DeVotchKa's Tom Hagerman, Jeanie Schroder and Shawn King dressed for the Denver Center for the Performing Arts' production of "Sweeney Todd."

(Photo: Courtesy of Adams Visual Communications)

The demon barber of Fleet Street has arrived at the Denver Center for Performing Arts. But this version of "Sweeney Todd" will sound a little different because DeVotchKa did new musical arrangements for the Tony Award-winning musical about revenge and murder. True to the Denver band's style, it's a little old world, a little indie rock, all while honoring Stephen Sondheim's diabolical score -- the band was, in fact, obligated to stay true to the music's original melodies and structure.

DeVotchKa's Tom Hagerman and Shawn King spoke with Colorado Matters host Ryan Warner about their foray into musical theater. Read highlights from the conversation below. Click the audio above to listen to the full interview.

On why the musical's dark content appealed to the band artistically:

King: "I think there's an attraction to the revenge story and I think it's coming into modern culture a lot more right now. ... We're kind of straying away from this hero's journey, 'Star Wars' type of plot, that we're gonna see this wrap up all nice and pretty. And moving towards, especially with series TV... where things are just a mess and it's less of what's the journey and it's more of well what would I do in this situation."

Hagerman: "You also don't know who the true protagonist is. ... You're kind of rooting for Sweeney [Todd] in a way, even though he's this serial killer, because [he's an underdog trying] to find some sense of justice in the world."

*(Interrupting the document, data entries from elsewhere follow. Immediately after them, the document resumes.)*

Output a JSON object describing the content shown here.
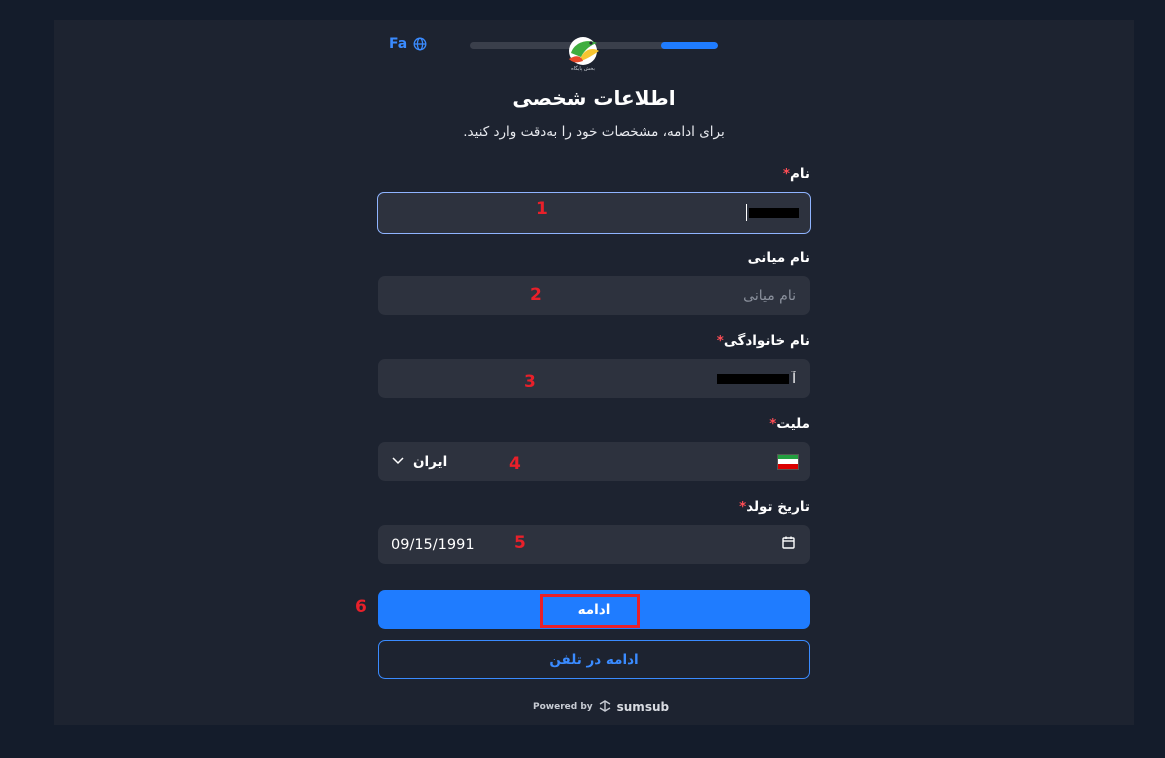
{
  "header": {
    "language": "Fa",
    "progress_fraction": 0.23,
    "logo_caption": "بخش پایگاه"
  },
  "page": {
    "title": "اطلاعات شخصی",
    "subtitle": "برای ادامه، مشخصات خود را به‌دقت وارد کنید."
  },
  "form": {
    "first_name": {
      "label": "نام",
      "required_mark": "*",
      "value": ""
    },
    "middle_name": {
      "label": "نام میانی",
      "placeholder": "نام میانی",
      "value": ""
    },
    "last_name": {
      "label": "نام خانوادگی",
      "required_mark": "*",
      "value": "آ"
    },
    "nationality": {
      "label": "ملیت",
      "required_mark": "*",
      "value": "ایران",
      "flag": [
        "#239f40",
        "#ffffff",
        "#da0000"
      ]
    },
    "birth_date": {
      "label": "تاریخ تولد",
      "required_mark": "*",
      "value": "09/15/1991"
    }
  },
  "actions": {
    "continue_label": "ادامه",
    "continue_on_phone_label": "ادامه در تلفن"
  },
  "annotations": [
    "1",
    "2",
    "3",
    "4",
    "5",
    "6"
  ],
  "footer": {
    "powered_by": "Powered by",
    "brand": "sumsub"
  },
  "colors": {
    "accent": "#1f7cff",
    "annotation": "#e8202a",
    "required": "#ff4d55"
  }
}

On how much they could veer from Sondheim's music:

Hagerman: "There's this giant company of actors-singers that... are going to be rehearsing to a rehearsal accompanist with a book, [so] you can't change the form so dramatically that they're going to not recognize the song. And then, on top of that, there's a lot of cues and melodic motifs [the performers] need in order to be able to sing and act the role, and know when to come in. These things have to be there. ... They wanted us to explore it, but they reigned us in here and there to make it really work."

King: "We still have our DIY attitudes of like, 'Well, let's just do this.' And we realize that there are other things to think about in this process, like sending our version of the score to Sondheim. ... Even as it is, we're still trying to stretch a bit. ... I think it's cool to use as much of our flavor [as we can]. And we are doing that with our instrumentation. I mean it's not that much of a stretch when you look at all the instruments that are played on our records. You look at what we've played and it essentially plugs right into the pit and what you're hearing when you're watching this production."

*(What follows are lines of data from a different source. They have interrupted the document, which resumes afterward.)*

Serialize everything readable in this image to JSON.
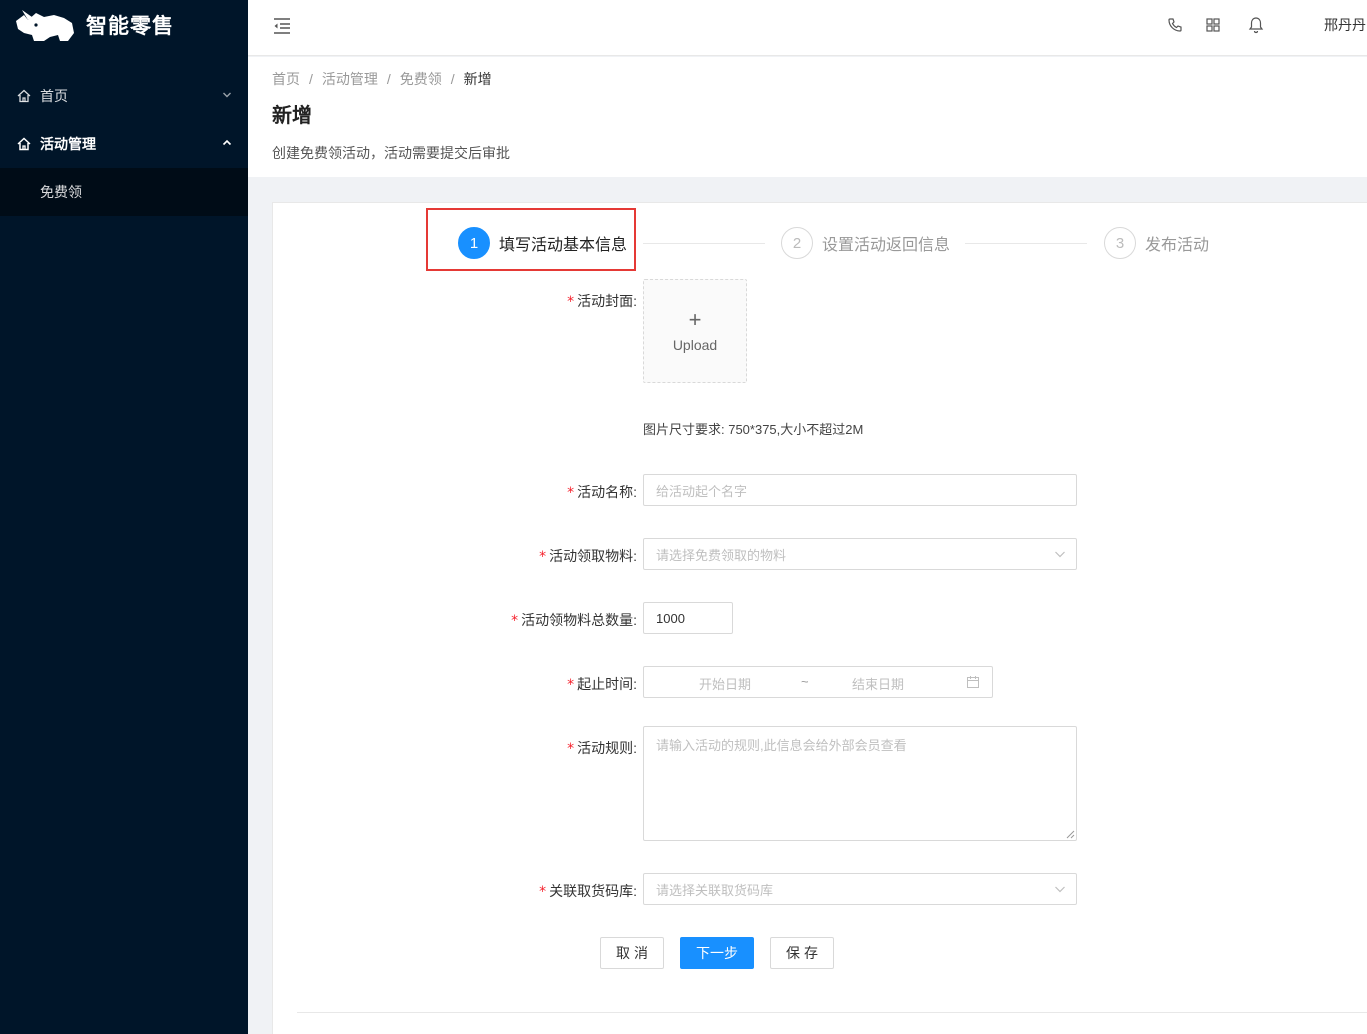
{
  "app": {
    "title": "智能零售"
  },
  "sidebar": {
    "items": [
      {
        "label": "首页",
        "icon": "home-icon",
        "expanded": false
      },
      {
        "label": "活动管理",
        "icon": "home-icon",
        "expanded": true,
        "children": [
          {
            "label": "免费领"
          }
        ]
      }
    ]
  },
  "header": {
    "icons": [
      "menu-fold-icon",
      "phone-icon",
      "appstore-icon",
      "bell-icon"
    ],
    "user": "邢丹丹"
  },
  "breadcrumb": [
    "首页",
    "活动管理",
    "免费领",
    "新增"
  ],
  "page": {
    "title": "新增",
    "description": "创建免费领活动，活动需要提交后审批"
  },
  "steps": [
    {
      "number": "1",
      "label": "填写活动基本信息",
      "status": "active"
    },
    {
      "number": "2",
      "label": "设置活动返回信息",
      "status": "wait"
    },
    {
      "number": "3",
      "label": "发布活动",
      "status": "wait"
    }
  ],
  "form": {
    "cover": {
      "label": "活动封面:",
      "upload_plus": "+",
      "upload_text": "Upload",
      "hint": "图片尺寸要求: 750*375,大小不超过2M"
    },
    "name": {
      "label": "活动名称:",
      "placeholder": "给活动起个名字",
      "value": ""
    },
    "material": {
      "label": "活动领取物料:",
      "placeholder": "请选择免费领取的物料"
    },
    "quantity": {
      "label": "活动领物料总数量:",
      "value": "1000"
    },
    "period": {
      "label": "起止时间:",
      "start_placeholder": "开始日期",
      "separator": "~",
      "end_placeholder": "结束日期"
    },
    "rules": {
      "label": "活动规则:",
      "placeholder": "请输入活动的规则,此信息会给外部会员查看"
    },
    "warehouse": {
      "label": "关联取货码库:",
      "placeholder": "请选择关联取货码库"
    },
    "required_mark": "*"
  },
  "buttons": {
    "cancel": "取消",
    "next": "下一步",
    "save": "保存"
  },
  "colors": {
    "sidebar_bg": "#001529",
    "submenu_bg": "#000c17",
    "primary": "#1890ff",
    "required": "#f5222d",
    "highlight": "#e53935"
  }
}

On their previous exposure to "Sweeney Todd":

Hagerman: "I've seen the Tim Burton [2007 film adaptation] version of 'Sweeney Todd,' which was cool. That was sort of my first reference to 'Sweeney Todd' really. But I've played some Sondheim stuff. I had a gig at Disney World for three months, where we had these melodies of various musicals and there was some Sondheim stuff in there. It was the Disney Grammy All Collegiate Orchestra, or something. It was a college program."

King: "I was completely new to the musical and I still haven't seen the Johnny Depp [Tim Burton] version. And our music director... was really happy to hear that because they feel like... that's just a different thing."